China Star Entertainment recorded just HK$2,055,000 in revenue over the last twelve months, which isn’t really enough for us to consider it to have a proven product. We can’t help wondering why it’s publicly listed so early in its journey. Are venture capitalists not interested? So it seems shareholders are too busy dreaming about the progress to come than dwelling on the current (lack of) revenue. Investors will be hoping that China Star Entertainment can make progress and gain better traction for the business, before it runs low on cash.
As a general rule, if a company doesn’t have much revenue, and it loses money, then it is a high risk investment. There is usually a significant chance that they will need more money for business development, putting them at the mercy of capital markets.
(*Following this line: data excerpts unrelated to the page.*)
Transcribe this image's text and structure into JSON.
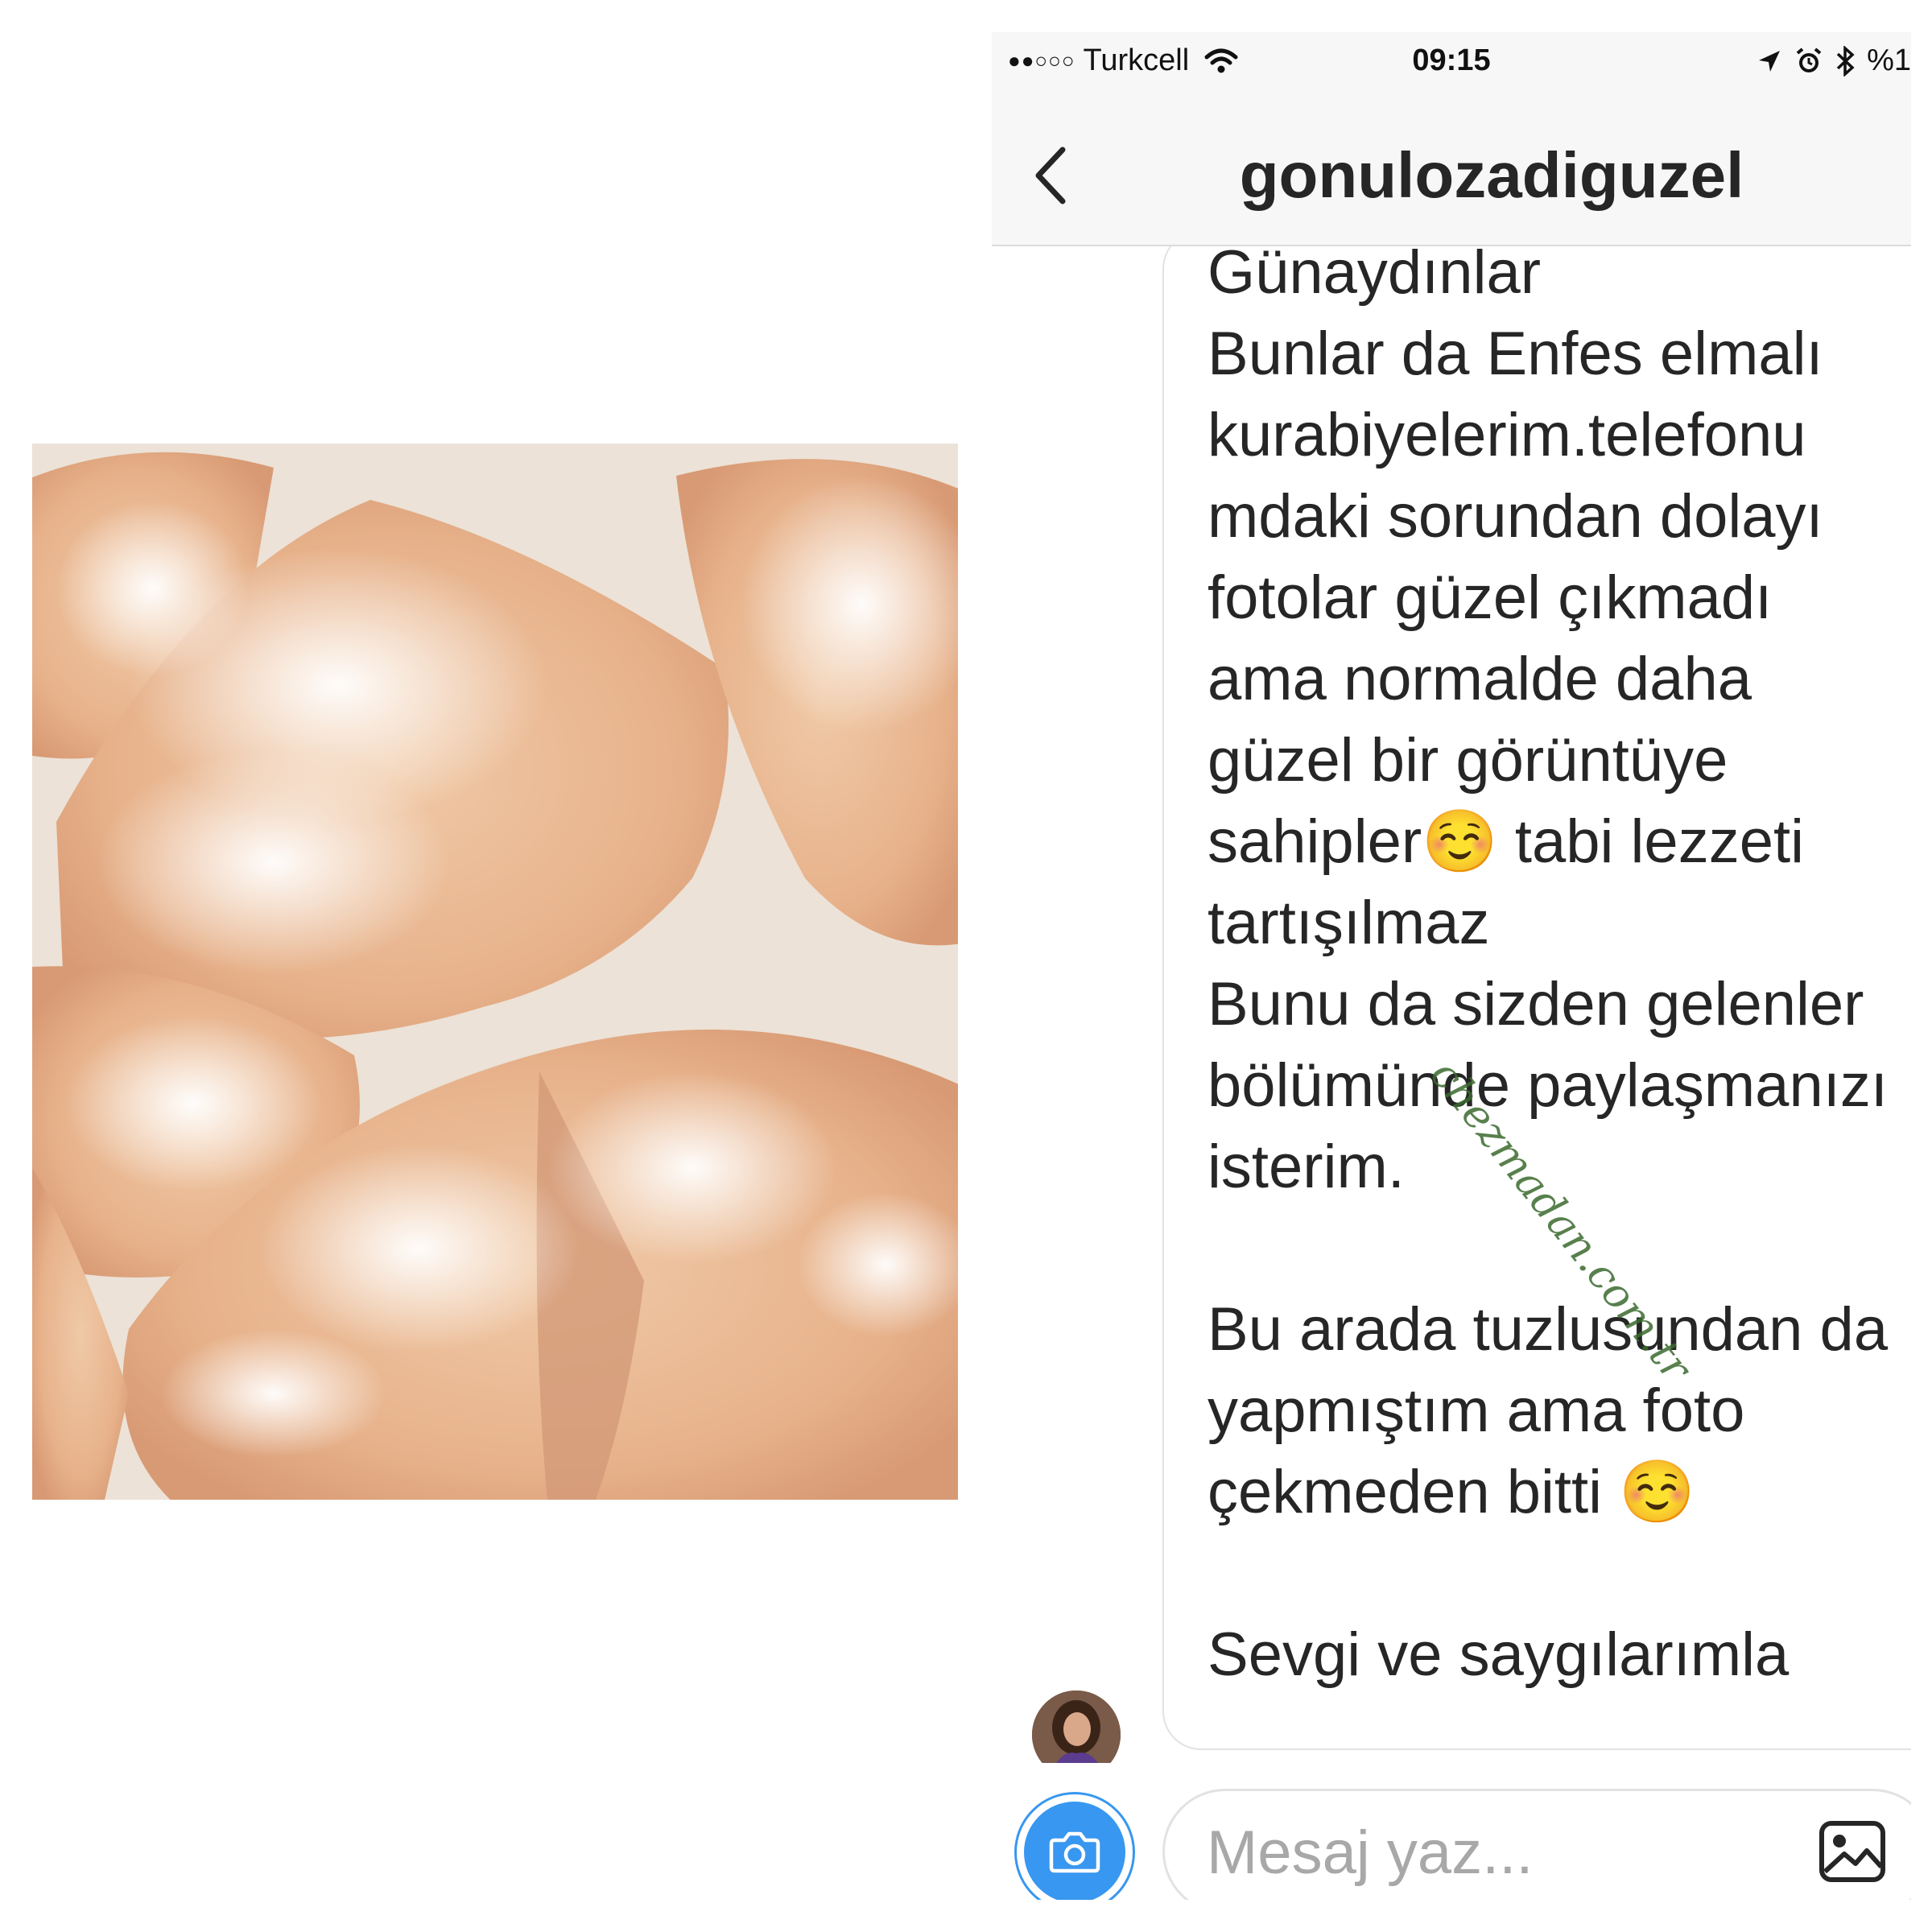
{
  "status_bar": {
    "signal": "●●○○○",
    "carrier": "Turkcell",
    "time": "09:15",
    "battery": "%1"
  },
  "header": {
    "back_icon": "chevron-left-icon",
    "title": "gonulozadiguzel"
  },
  "message": {
    "text": "Günaydınlar\nBunlar da Enfes elmalı kurabiyelerim.telefonu mdaki sorundan dolayı fotolar güzel çıkmadı ama normalde daha güzel bir görüntüye sahipler☺️ tabi lezzeti tartışılmaz\nBunu da sizden gelenler bölümünde paylaşmanızı isterim.\n\nBu arada tuzlusundan da yapmıştım ama foto çekmeden bitti ☺️\n\nSevgi ve saygılarımla"
  },
  "watermark": "chezmadan.com.tr",
  "composer": {
    "placeholder": "Mesaj yaz...",
    "camera_icon": "camera-icon",
    "gallery_icon": "image-icon"
  },
  "colors": {
    "accent": "#3897f0",
    "text": "#262626",
    "placeholder": "#a8a8a8",
    "watermark": "#3b6b2e"
  }
}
So the share price itself impacts the value of the shares (as it determines the cost of capital). While some such companies do very well over the long term, others become hyped up by promoters before eventually falling back down to earth, and going bankrupt (or being recapitalized). It certainly is a dangerous place to invest, as China Star Entertainment investors might realise.
China Star Entertainment had cash in excess of all liabilities of just HK$239m when it last reported (June 2019). So if it has not already moved to replenish reserves, we think the near-term chances of a capital raising event are pretty high. That probably explains why the share price is down 23% per year, over 5 years . You can click on the image below to see (in greater detail) how China Star Entertainment’s cash levels have changed over time. Look at the image below to see how China Star Entertainment’s cash levels have changed over time.
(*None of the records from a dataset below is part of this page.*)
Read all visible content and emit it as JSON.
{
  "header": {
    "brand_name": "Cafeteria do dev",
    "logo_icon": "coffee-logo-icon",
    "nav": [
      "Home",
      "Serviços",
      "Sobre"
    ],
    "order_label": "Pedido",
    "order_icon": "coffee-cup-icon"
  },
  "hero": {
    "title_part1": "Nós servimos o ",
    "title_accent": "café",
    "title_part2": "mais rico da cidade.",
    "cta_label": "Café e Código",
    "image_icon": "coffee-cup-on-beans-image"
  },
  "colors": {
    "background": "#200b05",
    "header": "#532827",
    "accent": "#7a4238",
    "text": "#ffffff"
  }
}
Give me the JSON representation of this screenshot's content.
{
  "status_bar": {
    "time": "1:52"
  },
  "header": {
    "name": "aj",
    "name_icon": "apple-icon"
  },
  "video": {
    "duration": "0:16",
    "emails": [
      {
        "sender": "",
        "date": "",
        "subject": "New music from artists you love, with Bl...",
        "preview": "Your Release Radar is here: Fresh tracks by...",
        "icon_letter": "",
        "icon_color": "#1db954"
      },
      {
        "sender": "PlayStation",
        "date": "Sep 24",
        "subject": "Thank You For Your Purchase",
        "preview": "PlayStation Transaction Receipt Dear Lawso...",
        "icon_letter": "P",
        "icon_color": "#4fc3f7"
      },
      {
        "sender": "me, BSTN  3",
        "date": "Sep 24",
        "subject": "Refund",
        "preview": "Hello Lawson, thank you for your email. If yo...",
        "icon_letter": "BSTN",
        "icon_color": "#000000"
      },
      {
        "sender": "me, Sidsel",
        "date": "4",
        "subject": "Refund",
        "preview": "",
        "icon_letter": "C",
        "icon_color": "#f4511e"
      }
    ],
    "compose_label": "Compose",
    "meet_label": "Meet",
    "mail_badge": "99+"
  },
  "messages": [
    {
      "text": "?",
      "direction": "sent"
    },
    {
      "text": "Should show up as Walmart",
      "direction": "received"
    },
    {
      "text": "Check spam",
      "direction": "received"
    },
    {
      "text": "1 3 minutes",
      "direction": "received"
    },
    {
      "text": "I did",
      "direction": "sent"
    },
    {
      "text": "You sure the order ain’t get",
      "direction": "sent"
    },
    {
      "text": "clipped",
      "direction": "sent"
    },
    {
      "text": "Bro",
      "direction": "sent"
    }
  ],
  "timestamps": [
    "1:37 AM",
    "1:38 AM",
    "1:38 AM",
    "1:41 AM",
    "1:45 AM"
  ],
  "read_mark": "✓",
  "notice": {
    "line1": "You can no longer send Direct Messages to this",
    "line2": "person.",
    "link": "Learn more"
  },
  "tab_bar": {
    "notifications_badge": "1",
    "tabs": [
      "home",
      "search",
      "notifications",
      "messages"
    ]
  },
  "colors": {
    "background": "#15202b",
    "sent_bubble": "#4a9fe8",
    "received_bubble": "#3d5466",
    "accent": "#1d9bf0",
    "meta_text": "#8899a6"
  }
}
It can be extremely risky to invest in a company that doesn’t even have revenue. There’s no way to know its value easily. What if insiders are ditching the stock hand over fist? I would feel more nervous about the company if that were so. It only takes a moment for you to check whether we have identified any insider sales recently.
What About Dividends?
As well as measuring the share price return, investors should also consider the total shareholder return (TSR). The TSR incorporates the value of any spin-offs or discounted capital raisings, along with any dividends, based on the assumption that the dividends are reinvested. So for companies that pay a generous dividend, the TSR is often a lot higher than the share price return. In the case of China Star Entertainment, it has a TSR of -58% for the last 5 years. That exceeds its share price return that we previously mentioned. This is largely a result of its dividend payments!
A Different Perspective
We’re pleased to report that China Star Entertainment shareholders have received a total shareholder return of 85% over one year. That’s including the dividend. That certainly beats the loss of about 16% per year over the last half decade. The long term loss makes us cautious, but the short term TSR gain certainly hints at a brighter future. Keeping this in mind, a solid next step might be to take a look at China Star Entertainment’s dividend track record. This free interactive graph is a great place to start.
If you are like me, then you will not want to miss this free list of growing companies that insiders are buying.
Please note, the market returns quoted in this article reflect the market weighted average returns of stocks that currently trade on HK exchanges.